Die Polizei ermittelt wegen des Verdachts des Verbreitens pornografischer Inhalte an Minderjährige. Auch die Amadeu Antonio Stiftung, die den Workshop finanziell gefördert hatte, stoppte ihre Unterstützung umgehend.

AfD nutzt Vorfall für grundsätzliche Kritik

Obwohl Schulen eigentlich in die Zuständigkeit der Bundesländer fallen und außerhalb der Regelungskompetenzen des Bundes liegen, hat die AfD das Thema auf die bundespolitische Ebene gehoben. Der Erste Parlamentarische Geschäftsführer der Fraktion, Bernd Baumann, kündigte die Debatte vor Journalisten an.

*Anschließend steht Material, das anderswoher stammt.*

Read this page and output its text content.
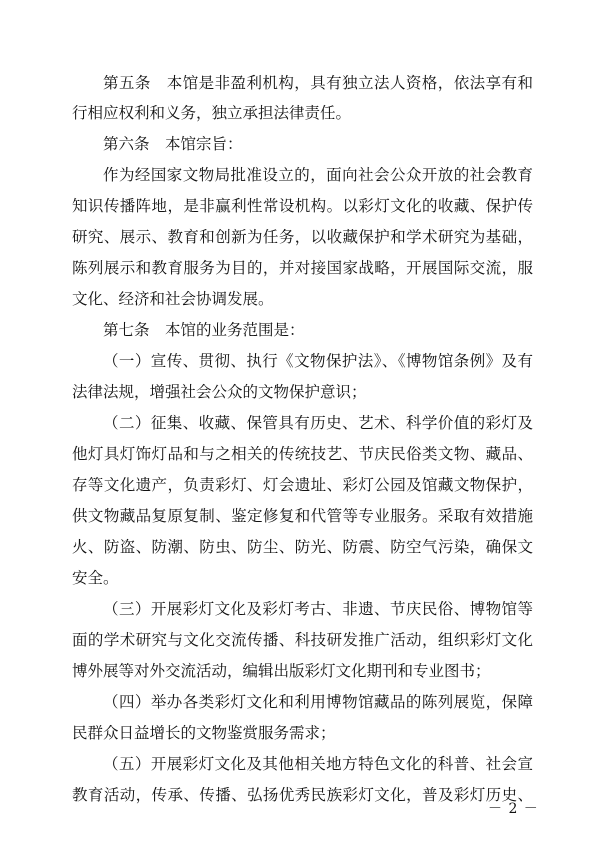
第五条　本馆是非盈利机构，具有独立法人资格，依法享有和
行相应权利和义务，独立承担法律责任。
第六条　本馆宗旨：
作为经国家文物局批准设立的，面向社会公众开放的社会教育
知识传播阵地，是非赢利性常设机构。以彩灯文化的收藏、保护传
研究、展示、教育和创新为任务，以收藏保护和学术研究为基础，
陈列展示和教育服务为目的，并对接国家战略，开展国际交流，服
文化、经济和社会协调发展。
第七条　本馆的业务范围是：
（一）宣传、贯彻、执行《文物保护法》、《博物馆条例》及有
法律法规，增强社会公众的文物保护意识；
（二）征集、收藏、保管具有历史、艺术、科学价值的彩灯及
他灯具灯饰灯品和与之相关的传统技艺、节庆民俗类文物、藏品、
存等文化遗产，负责彩灯、灯会遗址、彩灯公园及馆藏文物保护，
供文物藏品复原复制、鉴定修复和代管等专业服务。采取有效措施
火、防盗、防潮、防虫、防尘、防光、防震、防空气污染，确保文
安全。
（三）开展彩灯文化及彩灯考古、非遗、节庆民俗、博物馆等
面的学术研究与文化交流传播、科技研发推广活动，组织彩灯文化
博外展等对外交流活动，编辑出版彩灯文化期刊和专业图书；
（四）举办各类彩灯文化和利用博物馆藏品的陈列展览，保障
民群众日益增长的文物鉴赏服务需求；
（五）开展彩灯文化及其他相关地方特色文化的科普、社会宣
教育活动，传承、传播、弘扬优秀民族彩灯文化，普及彩灯历史、
－ 2 －
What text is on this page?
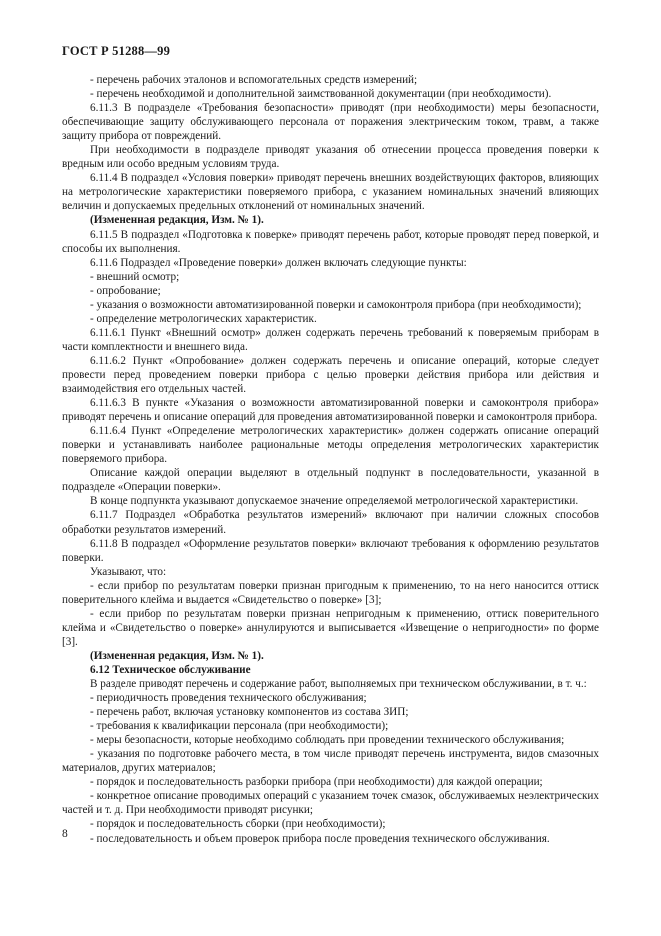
ГОСТ Р 51288—99

- перечень рабочих эталонов и вспомогательных средств измерений;

- перечень необходимой и дополнительной заимствованной документации (при необходимости).

6.11.3 В подразделе «Требования безопасности» приводят (при необходимости) меры безопасности, обеспечивающие защиту обслуживающего персонала от поражения электрическим током, травм, а также защиту прибора от повреждений.

При необходимости в подразделе приводят указания об отнесении процесса проведения поверки к вредным или особо вредным условиям труда.

6.11.4 В подраздел «Условия поверки» приводят перечень внешних воздействующих факторов, влияющих на метрологические характеристики поверяемого прибора, с указанием номинальных значений влияющих величин и допускаемых предельных отклонений от номинальных значений.

(Измененная редакция, Изм. № 1).

6.11.5 В подраздел «Подготовка к поверке» приводят перечень работ, которые проводят перед поверкой, и способы их выполнения.

6.11.6 Подраздел «Проведение поверки» должен включать следующие пункты:

- внешний осмотр;

- опробование;

- указания о возможности автоматизированной поверки и самоконтроля прибора (при необходимости);

- определение метрологических характеристик.

6.11.6.1 Пункт «Внешний осмотр» должен содержать перечень требований к поверяемым приборам в части комплектности и внешнего вида.

6.11.6.2 Пункт «Опробование» должен содержать перечень и описание операций, которые следует провести перед проведением поверки прибора с целью проверки действия прибора или действия и взаимодействия его отдельных частей.

6.11.6.3 В пункте «Указания о возможности автоматизированной поверки и самоконтроля прибора» приводят перечень и описание операций для проведения автоматизированной поверки и самоконтроля прибора.

6.11.6.4 Пункт «Определение метрологических характеристик» должен содержать описание операций поверки и устанавливать наиболее рациональные методы определения метрологических характеристик поверяемого прибора.

Описание каждой операции выделяют в отдельный подпункт в последовательности, указанной в подразделе «Операции поверки».

В конце подпункта указывают допускаемое значение определяемой метрологической характеристики.

6.11.7 Подраздел «Обработка результатов измерений» включают при наличии сложных способов обработки результатов измерений.

6.11.8 В подраздел «Оформление результатов поверки» включают требования к оформлению результатов поверки.

Указывают, что:

- если прибор по результатам поверки признан пригодным к применению, то на него наносится оттиск поверительного клейма и выдается «Свидетельство о поверке» [3];

- если прибор по результатам поверки признан непригодным к применению, оттиск поверительного клейма и «Свидетельство о поверке» аннулируются и выписывается «Извещение о непригодности» по форме [3].

(Измененная редакция, Изм. № 1).

6.12 Техническое обслуживание

В разделе приводят перечень и содержание работ, выполняемых при техническом обслуживании, в т. ч.:

- периодичность проведения технического обслуживания;

- перечень работ, включая установку компонентов из состава ЗИП;

- требования к квалификации персонала (при необходимости);

- меры безопасности, которые необходимо соблюдать при проведении технического обслуживания;

- указания по подготовке рабочего места, в том числе приводят перечень инструмента, видов смазочных материалов, других материалов;

- порядок и последовательность разборки прибора (при необходимости) для каждой операции;

- конкретное описание проводимых операций с указанием точек смазок, обслуживаемых неэлектрических частей и т. д. При необходимости приводят рисунки;

- порядок и последовательность сборки (при необходимости);

- последовательность и объем проверок прибора после проведения технического обслуживания.

8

Der bildungspolitische Sprecher der AfD-Fraktion, Götz Frömming, erklärte: „Wir halten das Ganze nur für die Spitze eines Eisbergs.“ Die Partei nutzt den Vorfall für grundsätzliche Kritik an sogenannten Nichtregierungsorganisationen (NGOs) wie der Amadeu Antonio Stiftung, denen sie politische Einseitigkeit und zu großen Einfluss vorwirft.

Breite Diskussion über Grenzen pädagogischer Projekte

Der Fall hat eine breite Diskussion über die Grenzen pädagogischer Projekte an Schulen ausgelöst. Während die einen die klaren rechtlichen Grenzen betonen, die beim Umgang mit Minderjährigen einzuhalten sind, sehen andere in der politischen Instrumentalisierung des Vorfalls eine problematische Entwicklung.

Die geplante Bundestagsdebatte verspricht, diese kontroverse Diskussion auf die höchste politische Ebene zu tragen und grundsätzliche Fragen zum Umgang mit sensiblen Themen im Schulunterricht zu behandeln.